Alexbt said:
Well, that sounds like a high budget option for a simple request.
What they guy wants to make is a small cable that has one female XLR for the mic that goes out to two male XLRs. Sounds simple enough to create, but will it work?
EDIT: Seems I completely skipped over a big portion of the initial post. (So tired, though I still wonder if that would work, for lower scale splitting)
Yeah, Y cables work just fine for the most part. That's all a passive splitter with no transformers is, a bunch of Y cables in a box. I used to have 16 Y cables that I used as my split for monitors, and I set them up for recording a few times as well. Like I said, being on the same circuit as FOH goes a long way towards eliminating any ground loop problems most of the time.
A passive direct splitter with ground lifts gives you a simpler way to deal with some ground loop issues, is neater, and saves some set-up time, that's all.
A passive transformer split totally isolates each piece of gear, pretty much gauranteeing a clean signal on both sides. Not all ground loop problems can be solved using ground lifts or using the same power, other problems can come up linking two consoles, lots of recording trucks have generators, etc. and so for many pro location recordists, it's worth the expense.
After that, there are active splitters, and active splitters with transformers. Time to sell the house
.
Just for perspective, most every sound company and band in the world used or still uses passive splitters with no transformers (Y cables in a box) for monitors, from Joe bar-gig up to world-class events in huge stadiums, with pretty much zero problems. Transformers are/were usually for recording or broadcast, and even then I bet more often than not in the past, non-transformer splits were the way more common way to go, no matter what they were used for. And in some situations, the recording guys will take the passive split anyway, and have the FOH guys take the transformer split, as they feel the direct passive split is a more pure signal.

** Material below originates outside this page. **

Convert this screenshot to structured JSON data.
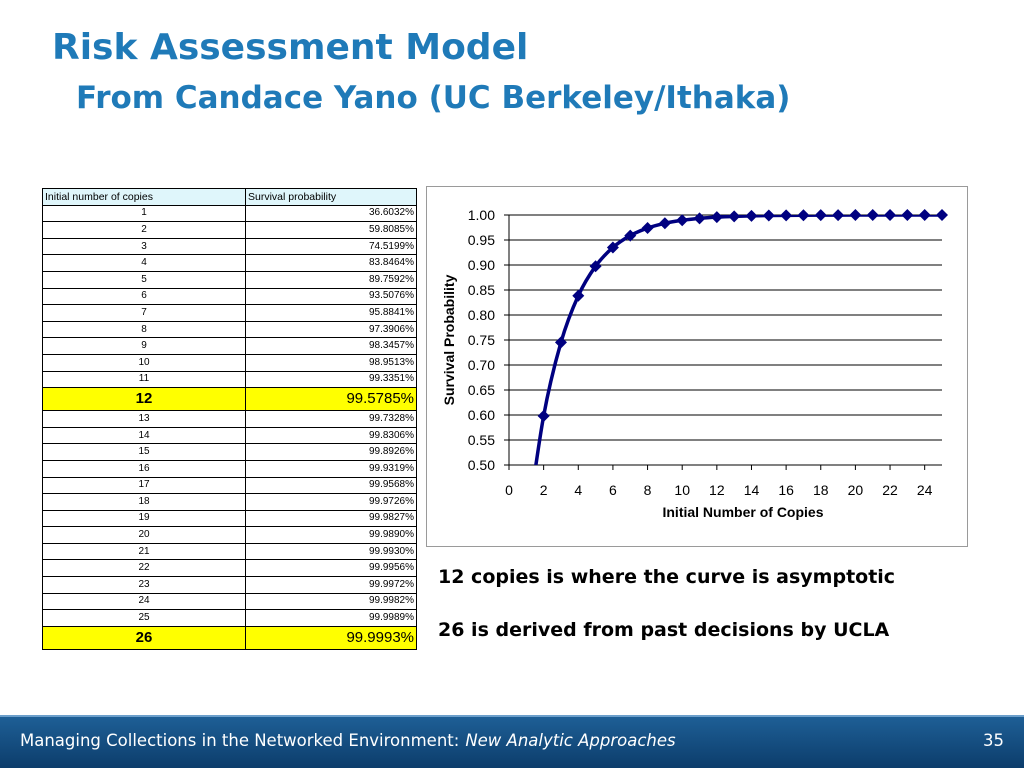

There is some neat stuff out there on the high end. I think it's either the Grand Ole Opry, or Austin City Limits, I can't remember, they have all remote-control mic pres with active splits on stage that feed the various consoles, for instance. Some high-end location recording rigs use this setup too, and it's getting more common on high-end live gigs as well. Digital snakes are starting to gain some ground. Same deal, pres on stage controlled by computer. But that stuff is the bleeding edge, with a bleeding-edge price.
For most of us, passive with no transformers is just fine, either Y cables or a box or a splitter snake. The next time you go see a show, and think the vocals are great, think for a second that the mic is probably driving at least two mic pres through many hundreds of feet of mic cable.
ps- Horizon, EWI, and ProCo make some nifty four-channel rackmount transformer splitters, pretty cheap, too. Many companies also make single-channel versions in a DI-type box.